- Theatrical release poster
- Directed by: J. T. Petty
- Screenplay by: J. T. Petty
- Produced by: Jon S. Denny Lawrence Mattis David Moscow Mark L. Pederson Aldey Sanchez
- Starring: Clifton Collins Jr. Clancy Brown Andre Royo Robyn Rikoon Macon Blair Stephen Gevedon Dan Fogler
- Cinematography: Ryan Samul
- Edited by: Jacob Craycroft Joel Plotch
- Music by: Jeff Grace
- Production companies: Circle of Confusion Off Hollywood Pictures Ambush Entertainment UnLTD Productions
- Distributed by: Lionsgate The Film Arcade
- Release dates: September 9, 2012 (TIFF); October 18, 2013 (United States);
- Running time: 85 minutes
- Country: United States
- Language: English

= Hellbenders (film) =

Hellbenders is a 2012 American comedy horror film written and directed by J. T. Petty.

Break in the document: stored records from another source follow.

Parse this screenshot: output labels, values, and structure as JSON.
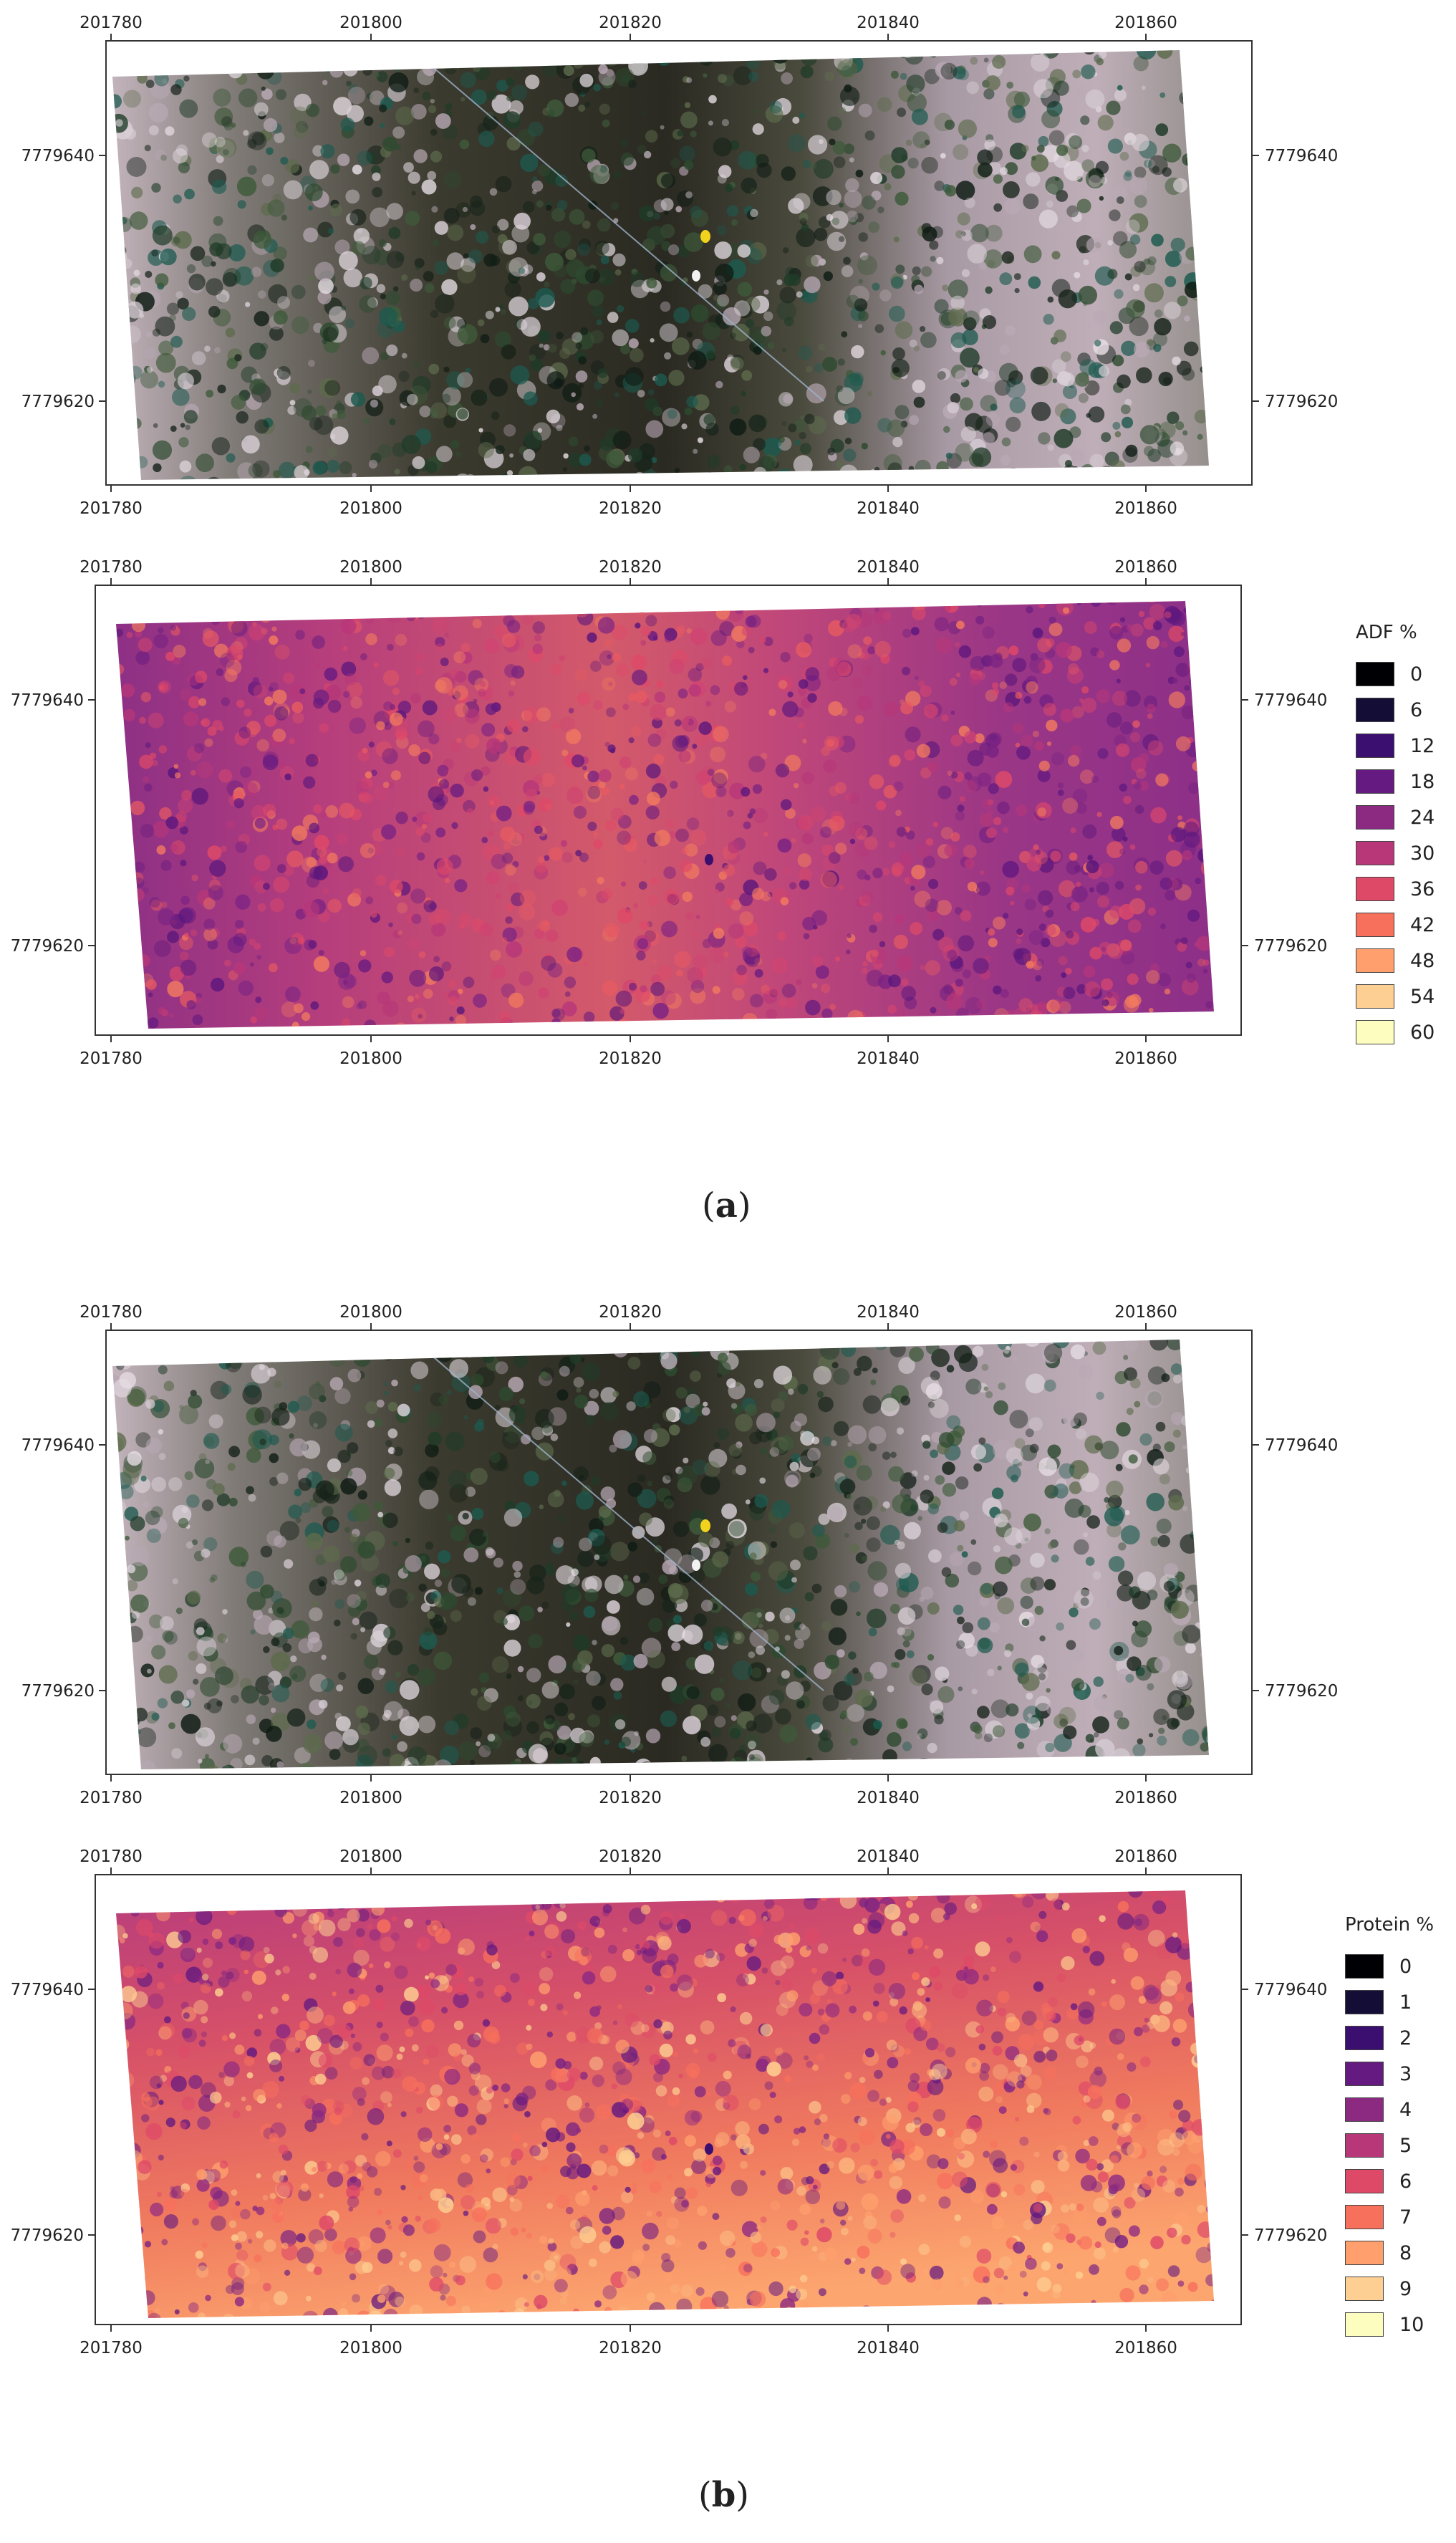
{
  "panels": [
    {
      "id": "a",
      "caption_open": "(",
      "caption_letter": "a",
      "caption_close": ")",
      "maps": [
        {
          "name": "rgb",
          "render": "rgb",
          "x_ticks": [
            "201780",
            "201800",
            "201820",
            "201840",
            "201860"
          ],
          "y_ticks": [
            "7779640",
            "7779620"
          ]
        },
        {
          "name": "adf",
          "render": "magma",
          "x_ticks": [
            "201780",
            "201800",
            "201820",
            "201840",
            "201860"
          ],
          "y_ticks": [
            "7779640",
            "7779620"
          ]
        }
      ],
      "legend": {
        "title": "ADF %",
        "entries": [
          {
            "label": "0",
            "color": "#000004"
          },
          {
            "label": "6",
            "color": "#140e36"
          },
          {
            "label": "12",
            "color": "#3b0f70"
          },
          {
            "label": "18",
            "color": "#641a80"
          },
          {
            "label": "24",
            "color": "#8c2981"
          },
          {
            "label": "30",
            "color": "#b73779"
          },
          {
            "label": "36",
            "color": "#de4968"
          },
          {
            "label": "42",
            "color": "#f7705c"
          },
          {
            "label": "48",
            "color": "#fe9f6d"
          },
          {
            "label": "54",
            "color": "#fecf92"
          },
          {
            "label": "60",
            "color": "#fcfdbf"
          }
        ]
      }
    },
    {
      "id": "b",
      "caption_open": "(",
      "caption_letter": "b",
      "caption_close": ")",
      "maps": [
        {
          "name": "rgb",
          "render": "rgb",
          "x_ticks": [
            "201780",
            "201800",
            "201820",
            "201840",
            "201860"
          ],
          "y_ticks": [
            "7779640",
            "7779620"
          ]
        },
        {
          "name": "protein",
          "render": "magma-bright",
          "x_ticks": [
            "201780",
            "201800",
            "201820",
            "201840",
            "201860"
          ],
          "y_ticks": [
            "7779640",
            "7779620"
          ]
        }
      ],
      "legend": {
        "title": "Protein %",
        "entries": [
          {
            "label": "0",
            "color": "#000004"
          },
          {
            "label": "1",
            "color": "#140e36"
          },
          {
            "label": "2",
            "color": "#3b0f70"
          },
          {
            "label": "3",
            "color": "#641a80"
          },
          {
            "label": "4",
            "color": "#8c2981"
          },
          {
            "label": "5",
            "color": "#b73779"
          },
          {
            "label": "6",
            "color": "#de4968"
          },
          {
            "label": "7",
            "color": "#f7705c"
          },
          {
            "label": "8",
            "color": "#fe9f6d"
          },
          {
            "label": "9",
            "color": "#fecf92"
          },
          {
            "label": "10",
            "color": "#fcfdbf"
          }
        ]
      }
    }
  ]
}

The film stars Clifton Collins Jr., Clancy Brown, Andre Royo, Robyn Rikoon, Macon Blair and Stephen Gevedon. The film was released on October 18, 2013, by The Film Arcade.

==Cast==
- Clifton Collins Jr. as Lawrence
- Clancy Brown as Angus
- Andre Royo as Stephen
- Robyn Rikoon as Elizabeth
- Macon Blair as Macon
- Stephen Gevedon as Clint
- Larry Fessenden as Detective Elrod
- Dan Fogler as Eric

==Release==
The film premiered at the 2012 Toronto International Film Festival on September 9, 2012. In November 2012, Lionsgate acquired distribution rights to the film for the United States, Canada and India, with The Film Arcade distributing theatrically in the United States. The film was released on October 18, 2013, by The Film Arcade.